What advice do agents have the right to give to their tenants here?
There’s no legal obligation on agents and landlords to give any information to their tenants. You've got to decide in the business whether you want to be approaching your tenants, especially if you've got things to arrange like gas safety certificates, or any other inspections. That's the time when you reach out to tenants and say, look, we need to plan this in, if you're self-isolating let us know early so that we can plan around it. Other than that, there is no obligation on you to go to provide any guidance. If tenants contact you, then refer them to the government.
What about if a tenancy contract is ending and the notice has already been served, but the tenant finds themselves in self-isolation or maybe can't go home due to travel restrictions, if you have a foreign tenant for example, what can or should agents do then?
There are some practical and legal considerations here. If a notice has been triggered, whether that's from the tenant or the landlord serving either a Section 8 or Section 21 notice, then effectively, the tenant should be leaving and the landlord can take action to remove the tenant through the courts as they do normally, but I think that then moves us onto practical considerations.
If you are satisfied that the tenant is going to leave, albeit that they are self-isolating or are just waiting for the next available flight or train, then a temporary measure is fine. Again, I appreciate that you're not able to re-let the property, but the alternative is litigation and it's going through the courts and getting the next available slot for a court order. Based on previous pandemics, the judiciary is also affected, and that can delay proceedings, so, if you can, think about a practical solution and have a dialogue with your tenant.
The other point is that, if you are going to take legal action, bear in mind that any notices that you have served through your Section 21s or Section 8s, they're only going to be valid for six months, so make sure that if you are needing to litigate, you do that in good time in order for it to be valid and that you can then get a valid possession order.
Are there any other rights that letting agents and landlords should be aware of regarding section 21 and section 8 evictions during the pandemic?

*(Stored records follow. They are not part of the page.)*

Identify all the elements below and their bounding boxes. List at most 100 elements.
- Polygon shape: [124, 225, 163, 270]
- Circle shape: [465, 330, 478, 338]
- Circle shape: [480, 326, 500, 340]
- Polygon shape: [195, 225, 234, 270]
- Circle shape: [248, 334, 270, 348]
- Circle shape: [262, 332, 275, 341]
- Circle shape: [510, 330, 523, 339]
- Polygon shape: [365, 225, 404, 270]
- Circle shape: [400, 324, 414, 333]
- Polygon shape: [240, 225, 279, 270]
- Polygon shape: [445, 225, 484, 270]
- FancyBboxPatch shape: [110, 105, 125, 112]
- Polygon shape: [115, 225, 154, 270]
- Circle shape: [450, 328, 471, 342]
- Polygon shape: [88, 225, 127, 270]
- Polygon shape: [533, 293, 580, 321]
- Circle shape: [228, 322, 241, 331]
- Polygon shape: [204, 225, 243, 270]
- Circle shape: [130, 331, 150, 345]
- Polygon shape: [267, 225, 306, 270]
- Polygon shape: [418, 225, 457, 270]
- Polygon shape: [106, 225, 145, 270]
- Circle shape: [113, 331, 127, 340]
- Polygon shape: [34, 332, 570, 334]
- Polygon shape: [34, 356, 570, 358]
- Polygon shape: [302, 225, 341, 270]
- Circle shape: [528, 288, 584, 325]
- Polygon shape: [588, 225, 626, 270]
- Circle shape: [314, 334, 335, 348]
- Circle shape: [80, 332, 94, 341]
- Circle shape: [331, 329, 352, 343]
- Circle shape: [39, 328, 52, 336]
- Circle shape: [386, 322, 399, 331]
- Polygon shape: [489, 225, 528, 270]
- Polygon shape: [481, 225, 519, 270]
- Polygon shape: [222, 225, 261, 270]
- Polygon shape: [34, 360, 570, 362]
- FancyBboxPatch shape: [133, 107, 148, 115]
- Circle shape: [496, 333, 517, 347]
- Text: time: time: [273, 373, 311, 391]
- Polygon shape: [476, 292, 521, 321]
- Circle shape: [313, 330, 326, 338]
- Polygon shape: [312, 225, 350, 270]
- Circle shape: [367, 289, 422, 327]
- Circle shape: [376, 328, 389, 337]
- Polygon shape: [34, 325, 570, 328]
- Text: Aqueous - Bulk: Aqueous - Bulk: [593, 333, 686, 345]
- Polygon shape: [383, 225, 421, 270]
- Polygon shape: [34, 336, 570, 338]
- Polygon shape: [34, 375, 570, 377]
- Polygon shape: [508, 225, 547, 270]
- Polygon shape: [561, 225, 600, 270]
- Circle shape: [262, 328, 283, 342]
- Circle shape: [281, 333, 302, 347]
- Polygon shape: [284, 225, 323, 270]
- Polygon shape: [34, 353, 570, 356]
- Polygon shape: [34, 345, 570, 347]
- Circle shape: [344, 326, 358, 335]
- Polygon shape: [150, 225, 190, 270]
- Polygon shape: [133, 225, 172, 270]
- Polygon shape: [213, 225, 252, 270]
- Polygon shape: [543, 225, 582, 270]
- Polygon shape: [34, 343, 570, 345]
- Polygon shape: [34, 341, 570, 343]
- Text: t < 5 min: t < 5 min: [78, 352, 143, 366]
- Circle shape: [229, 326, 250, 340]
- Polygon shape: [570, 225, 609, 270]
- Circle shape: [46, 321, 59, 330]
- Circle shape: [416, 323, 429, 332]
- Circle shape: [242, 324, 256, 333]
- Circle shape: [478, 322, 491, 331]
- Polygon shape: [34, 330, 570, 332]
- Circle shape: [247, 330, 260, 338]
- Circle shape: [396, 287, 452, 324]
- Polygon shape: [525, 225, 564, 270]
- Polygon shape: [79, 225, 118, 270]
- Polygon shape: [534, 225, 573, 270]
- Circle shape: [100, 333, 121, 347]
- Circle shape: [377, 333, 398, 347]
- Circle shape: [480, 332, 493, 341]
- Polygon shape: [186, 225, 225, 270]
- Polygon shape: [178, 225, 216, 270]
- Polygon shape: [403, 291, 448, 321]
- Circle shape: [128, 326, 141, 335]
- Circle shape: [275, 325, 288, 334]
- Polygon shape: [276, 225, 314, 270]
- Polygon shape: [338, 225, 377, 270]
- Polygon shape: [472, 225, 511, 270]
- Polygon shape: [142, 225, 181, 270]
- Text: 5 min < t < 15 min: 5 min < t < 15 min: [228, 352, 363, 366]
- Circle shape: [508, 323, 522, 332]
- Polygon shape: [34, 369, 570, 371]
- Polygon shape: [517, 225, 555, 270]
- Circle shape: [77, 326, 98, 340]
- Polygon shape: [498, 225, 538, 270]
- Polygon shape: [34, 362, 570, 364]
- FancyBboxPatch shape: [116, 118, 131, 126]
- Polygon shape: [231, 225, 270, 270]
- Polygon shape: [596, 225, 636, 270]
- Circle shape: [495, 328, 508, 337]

The real concern I have is that, under the Section 21 procedure, there's a lot of hoops that landlords have to jump through now to ensure that they are valid - deposits, EPCs, How to Rent information, gas safety certificates - so my concern here is that things like that get delayed, and that stops the landlords being able to serve a Section 21. For your new tenancies, it's about making sure that you plan that in and allow more time.
For renewals, it's making sure that your gas safety certificates are done in good time, and allowing a longer period, I think, so that if a tenant comes back and says, "Actually, I'm self-isolating" or "I have the virus", then you can then have plenty of time to rearrange it and get it done.
If the government closes High Street branches or small businesses, what will letting agencies' rights be?
At the moment there isn't legislation in place to close theatres, cinemas, pubs, restaurants - it's government guidance. If they do legislate, then we have to follow those rules. You then have to decide what you can do remotely, what you can do without needing to interact with prospective tenants, and so on. You've got to put adequate measures in place to ensure that contact is minimised and that you're regularly washing your hands, cleaning surfaces, and so on. If you have staff that work for you, you have a duty of care to ensure that you are providing a safe working environment.
The legal advice in this article is for general guidance regarding rights and responsibilities only and is not formal legal advice, as no lawyer-client relationship has been created.